Good Friday: Hill of Crosses

The of Hill of Crosses is in a small industrial city in Lithuania. For many years people have traveled to the hill and placed hundreds of thousands of crosses upon it in acts of Christian devotion.

After a fierce struggle, Lithuania became part of the Russian Empire by force in 1795.  Lithuanians unsuccessfully rebelled against Russian authorities in 1831 and 1863. These two uprisings relate to the beginnings of the hill.  As families could not locate bodies of perished loved ones, they put up crosses in remembrance.
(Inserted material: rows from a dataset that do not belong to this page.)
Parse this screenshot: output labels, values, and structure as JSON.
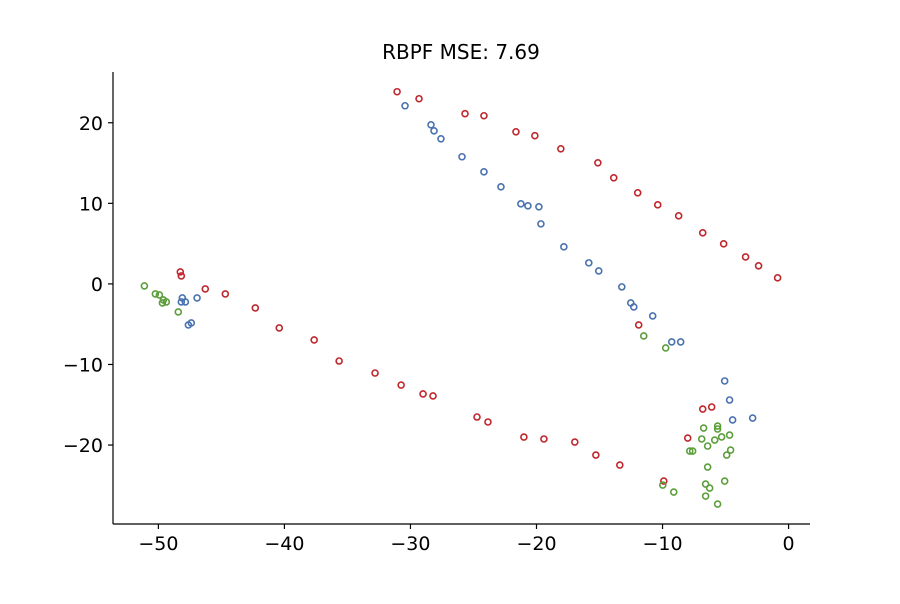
{
  "chart_data": {
    "type": "scatter",
    "title": "RBPF MSE: 7.69",
    "xlabel": "",
    "ylabel": "",
    "xlim": [
      -53.6,
      1.7
    ],
    "ylim": [
      -29.8,
      26.3
    ],
    "xticks": [
      -50,
      -40,
      -30,
      -20,
      -10,
      0
    ],
    "yticks": [
      -20,
      -10,
      0,
      10,
      20
    ],
    "xtick_labels": [
      "−50",
      "−40",
      "−30",
      "−20",
      "−10",
      "0"
    ],
    "ytick_labels": [
      "−20",
      "−10",
      "0",
      "10",
      "20"
    ],
    "grid": false,
    "marker": "open-circle",
    "series": [
      {
        "color": "#c0272d",
        "points": [
          [
            -31.06,
            23.85
          ],
          [
            -29.32,
            22.98
          ],
          [
            -25.67,
            21.12
          ],
          [
            -24.17,
            20.87
          ],
          [
            -21.63,
            18.88
          ],
          [
            -20.13,
            18.39
          ],
          [
            -18.07,
            16.77
          ],
          [
            -15.13,
            15.03
          ],
          [
            -13.87,
            13.17
          ],
          [
            -11.97,
            11.3
          ],
          [
            -10.38,
            9.81
          ],
          [
            -8.72,
            8.45
          ],
          [
            -6.81,
            6.34
          ],
          [
            -5.15,
            4.97
          ],
          [
            -3.41,
            3.35
          ],
          [
            -2.38,
            2.24
          ],
          [
            -0.87,
            0.75
          ],
          [
            -48.26,
            1.49
          ],
          [
            -48.18,
            0.99
          ],
          [
            -46.28,
            -0.62
          ],
          [
            -44.69,
            -1.24
          ],
          [
            -42.31,
            -2.98
          ],
          [
            -40.41,
            -5.47
          ],
          [
            -37.64,
            -6.96
          ],
          [
            -35.66,
            -9.57
          ],
          [
            -32.81,
            -11.06
          ],
          [
            -30.74,
            -12.55
          ],
          [
            -29.0,
            -13.66
          ],
          [
            -28.21,
            -13.91
          ],
          [
            -24.72,
            -16.52
          ],
          [
            -23.85,
            -17.14
          ],
          [
            -21.0,
            -19.01
          ],
          [
            -19.41,
            -19.25
          ],
          [
            -16.96,
            -19.63
          ],
          [
            -15.29,
            -21.24
          ],
          [
            -13.39,
            -22.48
          ],
          [
            -9.9,
            -24.47
          ],
          [
            -11.89,
            -5.09
          ],
          [
            -8.0,
            -19.13
          ],
          [
            -6.81,
            -15.53
          ],
          [
            -6.1,
            -15.28
          ]
        ]
      },
      {
        "color": "#4a72b0",
        "points": [
          [
            -30.43,
            22.11
          ],
          [
            -28.37,
            19.75
          ],
          [
            -28.13,
            19.0
          ],
          [
            -27.58,
            18.01
          ],
          [
            -25.91,
            15.78
          ],
          [
            -24.17,
            13.91
          ],
          [
            -22.82,
            12.05
          ],
          [
            -21.24,
            9.94
          ],
          [
            -20.68,
            9.69
          ],
          [
            -19.81,
            9.57
          ],
          [
            -19.65,
            7.45
          ],
          [
            -17.83,
            4.6
          ],
          [
            -15.85,
            2.61
          ],
          [
            -15.06,
            1.61
          ],
          [
            -13.23,
            -0.37
          ],
          [
            -12.52,
            -2.36
          ],
          [
            -12.28,
            -2.86
          ],
          [
            -10.78,
            -3.98
          ],
          [
            -9.27,
            -7.2
          ],
          [
            -8.56,
            -7.2
          ],
          [
            -48.1,
            -1.74
          ],
          [
            -47.86,
            -2.24
          ],
          [
            -48.18,
            -2.24
          ],
          [
            -46.93,
            -1.74
          ],
          [
            -47.39,
            -4.84
          ],
          [
            -47.62,
            -5.09
          ],
          [
            -5.07,
            -12.05
          ],
          [
            -4.68,
            -14.41
          ],
          [
            -4.44,
            -16.89
          ],
          [
            -2.85,
            -16.65
          ]
        ]
      },
      {
        "color": "#5c9e3c",
        "points": [
          [
            -51.11,
            -0.25
          ],
          [
            -50.24,
            -1.24
          ],
          [
            -49.92,
            -1.37
          ],
          [
            -49.6,
            -1.99
          ],
          [
            -49.68,
            -2.36
          ],
          [
            -49.37,
            -2.24
          ],
          [
            -48.42,
            -3.48
          ],
          [
            -11.49,
            -6.46
          ],
          [
            -9.75,
            -7.95
          ],
          [
            -6.74,
            -17.89
          ],
          [
            -5.63,
            -17.64
          ],
          [
            -5.63,
            -18.01
          ],
          [
            -4.68,
            -18.76
          ],
          [
            -5.31,
            -19.0
          ],
          [
            -4.91,
            -21.24
          ],
          [
            -4.6,
            -20.62
          ],
          [
            -5.86,
            -19.38
          ],
          [
            -6.42,
            -20.12
          ],
          [
            -6.89,
            -19.25
          ],
          [
            -7.84,
            -20.75
          ],
          [
            -7.61,
            -20.75
          ],
          [
            -6.42,
            -22.73
          ],
          [
            -9.98,
            -24.97
          ],
          [
            -9.11,
            -25.84
          ],
          [
            -6.58,
            -24.84
          ],
          [
            -6.26,
            -25.34
          ],
          [
            -6.58,
            -26.34
          ],
          [
            -5.63,
            -27.33
          ],
          [
            -5.07,
            -24.47
          ]
        ]
      }
    ]
  }
}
From 1944 to 1990 Lithuania was occupied by the Soviet Union. While people still traveled to the Hill of Crosses, they faced great resistance. Three times, during 1961, 1973 and 1975, the hill was leveled, the crosses were burned or turned into scrap metal. Following each of these desecrations, pilgrims from all over Lithuania rapidly replaced the crosses.

In 1990 when Lithuania once again declared its independence, there was an estimated 55,000 crosses on the hill. Today the crosses number in the hundreds of thousands.

How can a cross provide hope?  Jesus died on the cross on Good Friday but he rose from the dead on Easter.  Hope seemed distant on Friday, but lasting hope was revealed on Sunday morning.